I know and grok that startups can pivot on a dime, things change fast, and hyper growth (and hyper lack of growth) are constants. I know that change is the only constant. I did not apply this same logic to my financial thinking, and since things had been “going up and to the right” historically – that it would continue. (Queue the peanut gallery comments about how past performance is no indication of future gain). While all these statements and change are true I missed the fundamental question I should have been asking; what is the harm in taking a smaller X% of the total? If the company does well and hyper scales, I would have missed out on some small amount of upside that hopefully wouldn’t matter. If the company does poorly, I would have adjusted my own risk profile and taken some money off the table and been better stabilized for it. Instead I didn’t take anything.

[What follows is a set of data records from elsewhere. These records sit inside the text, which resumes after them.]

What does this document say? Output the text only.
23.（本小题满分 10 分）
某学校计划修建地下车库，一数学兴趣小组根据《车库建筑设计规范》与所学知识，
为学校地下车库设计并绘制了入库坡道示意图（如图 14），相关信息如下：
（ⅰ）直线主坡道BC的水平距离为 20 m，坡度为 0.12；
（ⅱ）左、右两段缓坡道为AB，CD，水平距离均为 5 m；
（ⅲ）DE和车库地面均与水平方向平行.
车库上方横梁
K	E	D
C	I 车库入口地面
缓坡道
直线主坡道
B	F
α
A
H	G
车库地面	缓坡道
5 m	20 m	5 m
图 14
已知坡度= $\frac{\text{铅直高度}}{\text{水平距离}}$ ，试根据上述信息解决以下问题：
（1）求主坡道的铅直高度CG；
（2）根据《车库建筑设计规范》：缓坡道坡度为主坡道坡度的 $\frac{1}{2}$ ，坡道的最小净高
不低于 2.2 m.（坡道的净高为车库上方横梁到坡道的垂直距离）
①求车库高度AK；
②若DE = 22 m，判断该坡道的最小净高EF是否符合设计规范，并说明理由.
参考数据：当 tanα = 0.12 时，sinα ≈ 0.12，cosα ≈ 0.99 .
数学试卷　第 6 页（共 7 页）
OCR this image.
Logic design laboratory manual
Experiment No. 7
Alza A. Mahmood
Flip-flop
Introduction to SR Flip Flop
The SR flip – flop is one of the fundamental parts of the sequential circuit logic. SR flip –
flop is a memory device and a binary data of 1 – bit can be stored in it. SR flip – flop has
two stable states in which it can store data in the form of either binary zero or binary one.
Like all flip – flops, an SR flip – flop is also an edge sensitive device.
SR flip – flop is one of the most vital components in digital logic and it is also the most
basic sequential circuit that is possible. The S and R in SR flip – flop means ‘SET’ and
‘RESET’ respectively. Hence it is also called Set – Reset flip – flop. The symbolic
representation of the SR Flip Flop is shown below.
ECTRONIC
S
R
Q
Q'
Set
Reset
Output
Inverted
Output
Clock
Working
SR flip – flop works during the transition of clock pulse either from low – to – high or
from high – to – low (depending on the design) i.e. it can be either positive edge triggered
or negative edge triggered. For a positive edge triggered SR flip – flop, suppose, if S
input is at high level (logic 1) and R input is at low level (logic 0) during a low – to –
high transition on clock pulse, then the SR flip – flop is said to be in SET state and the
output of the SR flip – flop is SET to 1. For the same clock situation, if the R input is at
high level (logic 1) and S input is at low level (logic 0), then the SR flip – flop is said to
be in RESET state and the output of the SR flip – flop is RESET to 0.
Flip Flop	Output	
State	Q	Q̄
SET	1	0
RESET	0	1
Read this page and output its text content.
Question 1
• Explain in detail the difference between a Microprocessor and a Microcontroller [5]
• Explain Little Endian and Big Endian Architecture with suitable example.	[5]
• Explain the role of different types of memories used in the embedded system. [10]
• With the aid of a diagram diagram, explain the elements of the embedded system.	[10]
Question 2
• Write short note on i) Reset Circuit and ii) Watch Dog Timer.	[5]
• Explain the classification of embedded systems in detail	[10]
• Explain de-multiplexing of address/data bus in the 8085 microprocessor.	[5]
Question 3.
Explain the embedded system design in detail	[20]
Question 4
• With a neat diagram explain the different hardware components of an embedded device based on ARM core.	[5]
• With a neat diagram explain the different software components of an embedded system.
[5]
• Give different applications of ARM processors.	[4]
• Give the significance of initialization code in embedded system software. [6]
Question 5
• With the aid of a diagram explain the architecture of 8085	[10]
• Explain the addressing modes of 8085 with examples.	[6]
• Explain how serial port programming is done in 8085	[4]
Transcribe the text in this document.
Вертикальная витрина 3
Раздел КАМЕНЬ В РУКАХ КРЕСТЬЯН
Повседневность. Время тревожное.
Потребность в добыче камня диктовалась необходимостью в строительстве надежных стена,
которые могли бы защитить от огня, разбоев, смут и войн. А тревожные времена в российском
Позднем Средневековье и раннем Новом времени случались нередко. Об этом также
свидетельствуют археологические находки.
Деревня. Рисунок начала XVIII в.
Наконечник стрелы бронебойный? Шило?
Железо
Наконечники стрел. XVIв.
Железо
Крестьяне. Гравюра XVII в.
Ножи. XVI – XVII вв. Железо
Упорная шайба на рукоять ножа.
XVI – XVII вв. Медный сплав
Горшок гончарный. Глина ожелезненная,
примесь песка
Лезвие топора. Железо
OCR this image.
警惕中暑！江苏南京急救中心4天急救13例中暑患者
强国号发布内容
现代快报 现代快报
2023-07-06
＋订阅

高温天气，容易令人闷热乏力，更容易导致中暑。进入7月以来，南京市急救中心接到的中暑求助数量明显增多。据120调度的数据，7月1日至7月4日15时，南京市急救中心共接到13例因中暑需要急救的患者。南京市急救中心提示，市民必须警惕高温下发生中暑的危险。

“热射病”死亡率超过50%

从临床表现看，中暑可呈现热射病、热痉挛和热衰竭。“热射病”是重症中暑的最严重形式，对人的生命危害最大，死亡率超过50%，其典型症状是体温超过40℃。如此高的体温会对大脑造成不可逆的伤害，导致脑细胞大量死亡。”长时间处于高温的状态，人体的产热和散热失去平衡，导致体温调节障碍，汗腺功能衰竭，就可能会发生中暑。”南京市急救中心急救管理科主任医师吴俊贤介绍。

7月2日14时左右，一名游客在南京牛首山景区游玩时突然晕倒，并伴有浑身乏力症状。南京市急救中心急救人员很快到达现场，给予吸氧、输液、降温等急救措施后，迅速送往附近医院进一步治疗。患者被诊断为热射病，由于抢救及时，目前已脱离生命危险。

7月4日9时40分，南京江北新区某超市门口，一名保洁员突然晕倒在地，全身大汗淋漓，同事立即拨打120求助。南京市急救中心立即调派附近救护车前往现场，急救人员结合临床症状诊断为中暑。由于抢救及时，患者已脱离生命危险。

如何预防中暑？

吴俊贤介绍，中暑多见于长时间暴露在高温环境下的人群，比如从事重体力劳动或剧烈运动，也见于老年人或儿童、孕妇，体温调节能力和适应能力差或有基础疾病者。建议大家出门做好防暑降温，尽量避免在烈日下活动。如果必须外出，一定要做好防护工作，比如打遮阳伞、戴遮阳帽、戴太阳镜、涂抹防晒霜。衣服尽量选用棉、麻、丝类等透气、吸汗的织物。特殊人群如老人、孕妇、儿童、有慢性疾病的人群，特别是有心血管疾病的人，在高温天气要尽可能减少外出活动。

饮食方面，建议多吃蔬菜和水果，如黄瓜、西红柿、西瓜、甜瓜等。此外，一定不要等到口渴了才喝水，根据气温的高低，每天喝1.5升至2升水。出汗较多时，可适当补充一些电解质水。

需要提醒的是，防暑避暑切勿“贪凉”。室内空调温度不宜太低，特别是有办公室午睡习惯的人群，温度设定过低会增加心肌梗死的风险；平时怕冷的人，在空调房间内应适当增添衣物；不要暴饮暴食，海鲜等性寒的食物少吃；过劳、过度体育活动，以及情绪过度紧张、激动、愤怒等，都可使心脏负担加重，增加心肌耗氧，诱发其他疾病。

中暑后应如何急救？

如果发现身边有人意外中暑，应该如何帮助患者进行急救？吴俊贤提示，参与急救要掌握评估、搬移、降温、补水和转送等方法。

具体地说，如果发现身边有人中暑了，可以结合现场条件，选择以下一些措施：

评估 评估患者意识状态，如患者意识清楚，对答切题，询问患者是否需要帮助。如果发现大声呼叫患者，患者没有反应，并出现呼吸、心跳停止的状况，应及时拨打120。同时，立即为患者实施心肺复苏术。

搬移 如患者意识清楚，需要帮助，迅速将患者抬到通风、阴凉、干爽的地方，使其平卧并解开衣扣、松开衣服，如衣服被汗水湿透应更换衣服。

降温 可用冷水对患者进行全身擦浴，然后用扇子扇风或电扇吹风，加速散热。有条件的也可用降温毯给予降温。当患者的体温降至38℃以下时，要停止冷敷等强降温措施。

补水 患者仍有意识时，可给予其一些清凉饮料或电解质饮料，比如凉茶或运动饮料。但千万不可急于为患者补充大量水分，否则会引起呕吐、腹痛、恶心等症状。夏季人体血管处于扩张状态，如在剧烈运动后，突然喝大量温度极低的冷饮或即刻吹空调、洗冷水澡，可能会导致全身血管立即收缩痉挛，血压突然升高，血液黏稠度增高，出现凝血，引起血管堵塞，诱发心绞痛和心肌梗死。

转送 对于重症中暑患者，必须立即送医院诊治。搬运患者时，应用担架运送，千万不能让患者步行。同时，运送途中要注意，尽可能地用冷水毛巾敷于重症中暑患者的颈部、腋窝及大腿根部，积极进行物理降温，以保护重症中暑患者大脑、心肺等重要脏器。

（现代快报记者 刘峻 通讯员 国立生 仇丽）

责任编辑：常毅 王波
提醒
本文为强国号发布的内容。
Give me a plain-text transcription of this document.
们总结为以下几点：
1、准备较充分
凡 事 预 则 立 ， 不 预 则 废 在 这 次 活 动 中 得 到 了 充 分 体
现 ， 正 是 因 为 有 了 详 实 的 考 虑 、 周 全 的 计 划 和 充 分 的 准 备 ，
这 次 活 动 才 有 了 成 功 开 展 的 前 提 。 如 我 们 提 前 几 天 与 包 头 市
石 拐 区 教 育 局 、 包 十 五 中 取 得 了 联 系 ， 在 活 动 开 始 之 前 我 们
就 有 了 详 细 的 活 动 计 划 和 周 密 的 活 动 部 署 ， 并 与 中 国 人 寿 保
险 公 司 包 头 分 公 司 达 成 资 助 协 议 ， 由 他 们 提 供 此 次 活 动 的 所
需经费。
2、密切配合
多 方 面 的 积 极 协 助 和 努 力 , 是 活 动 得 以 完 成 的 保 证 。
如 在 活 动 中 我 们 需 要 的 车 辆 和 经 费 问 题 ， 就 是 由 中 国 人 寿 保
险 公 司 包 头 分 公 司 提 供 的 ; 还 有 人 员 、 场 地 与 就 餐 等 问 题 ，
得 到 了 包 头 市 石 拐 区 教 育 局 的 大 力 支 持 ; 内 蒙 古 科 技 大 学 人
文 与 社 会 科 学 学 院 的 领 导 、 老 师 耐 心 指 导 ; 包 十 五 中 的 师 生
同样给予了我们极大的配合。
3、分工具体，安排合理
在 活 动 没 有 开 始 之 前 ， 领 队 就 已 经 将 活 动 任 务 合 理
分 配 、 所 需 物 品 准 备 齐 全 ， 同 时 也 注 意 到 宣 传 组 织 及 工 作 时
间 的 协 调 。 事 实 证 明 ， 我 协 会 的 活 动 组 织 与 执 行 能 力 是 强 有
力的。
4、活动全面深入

The interesting thing about this lesson was that it taught me the true potential of exponential growth (which seems obvious in hindsight) and how fast things can go up and down.
In hindsight, I was in a good risk adjusted position to “pass” – I was not married, no kids, no owned property etc… Perfect recipe for high risk high reward. However those things were all in my near future and in looking at things today it is clear I could have (and should have!) taken some liquidity.
I have no complaints, and certainly don’t want any pity, but I like documenting these decisions – even in hindsight. In this case it made sense to me. I remember doing a pros + cons list at the time and came up with my answer. I was working at the company, interested in increasing the enterprise value of the co. and “riding the wave”.
It turns out that believing in a company and selling some of a seemingly illiquid position are two different things.
The nuance of selling some of a position, selling all of a position, and selling none of a position are obviously very personal. Looking back, selling a portion – say 10-25% – would have made a lot of sense. Its hard to tell now where the enterprise value is. I am reminded of the common thinking “its worth what somebody will pay for it”.
There are two interesting conclusions for me about this experience.
The first is that I will always take some liquidity. If for no other reason than you don’t know what the future will hold. Fred Wilson talks about this, and I saw it first hand, but its about taking some money off the table.
The second is that I have no idea how to teach this lesson to others. I talk about this often with one of my best friends and business partners and we both agree. Experiencing this is the best way to learn – but how do you convey this to someone else? Hopefully this post is a way.
If I ever have the question or start to stray from my strategy I hope to revisit this as an expensive reminder – always take some liquidity.